Think of how that contrasts with what Minister of Human Services and Social Security, Dr. Vindhya Persaud, has been contemplating. Some gender-based offenses should not be bailable. I have the minister’s back on that one. Though not anywhere to official at this time, it seems that the draft memos incorporating the visions behind nonbailable have not filtered down into the halls of justice. Recall I said before that we had better get on the same page. I now tighten that recommendation. There’s a need to be on the same paragraph. For there is another issue, one of reconciling bail with what emerged from a couple of Sundays ago. There was an inaugural address. There was Pres. Ali rising on the tips of his wingtips to wax in righteous indignation about how we must “kill” this thing.
He was focused on domestic violence in Guyana. I am stricken to be the bearer of bad news to Pres. Ali so early in his second term. The environment, the brutal, unsparing reality of the scourge of domestic violence, is that more Guyanese will be killed (not could be, but will be) before the domestic violence culture that he so thoughtfully and sensibly wants to “kill” goes into full effect. In fact, a couple did, since that Sunday 7th presidential address.
If 24 stab wounds unleashed in a long convulsion of depraved indifference, as backed up by video evidence, do not suffice to hold a man behind bars, and usher him to a state of remorse and readiness to pay his debt to society, then how many stab wounds will fit the bill?
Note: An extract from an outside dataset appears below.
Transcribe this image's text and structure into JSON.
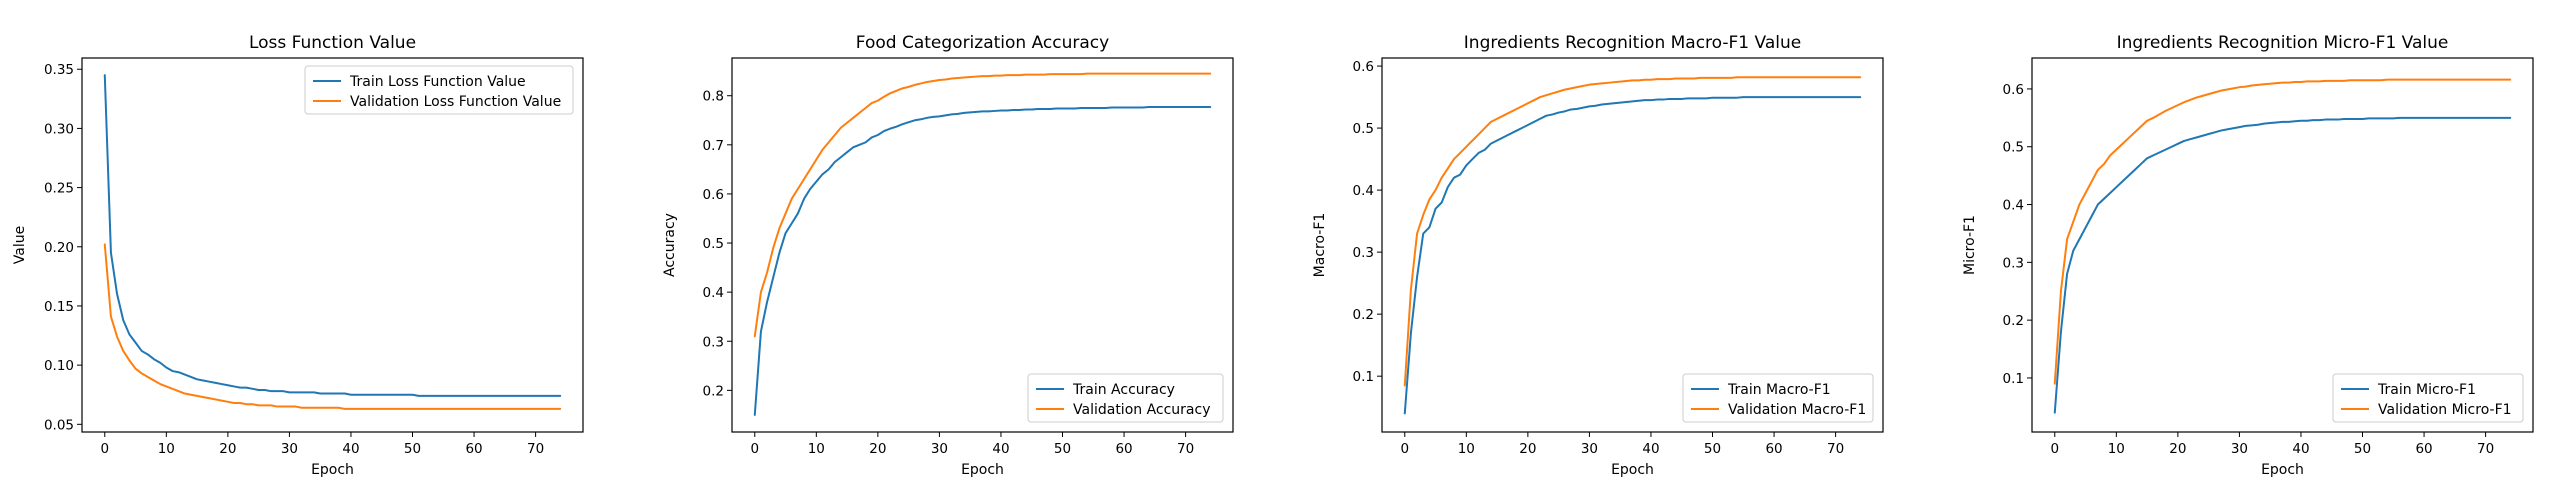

If 24 stab wounds fall short of the mark in the courtyards of jurisprudential sagacity to keep a man penned, then it sounds to me that even 124 such stab wounds might not be enough to keep a perp on the inside. Now all that a frightened woman and partner has that guarantees her continued hold on safety and survival is a piece of paper that says: Stay away! Don’t go near. It seems as flimsy and porous to me, as individual grains of sand on the seashores of Guyana. There’s nothing binding.
I retrace my steps and words on the way out: we are either on the same page and same line with the same mindset on domestic violence, or by our own hand there is self-destruction. Oh, one more thought, the preceding sentence and all that it encompasses applies to most other matters in Guyana. Goodbye.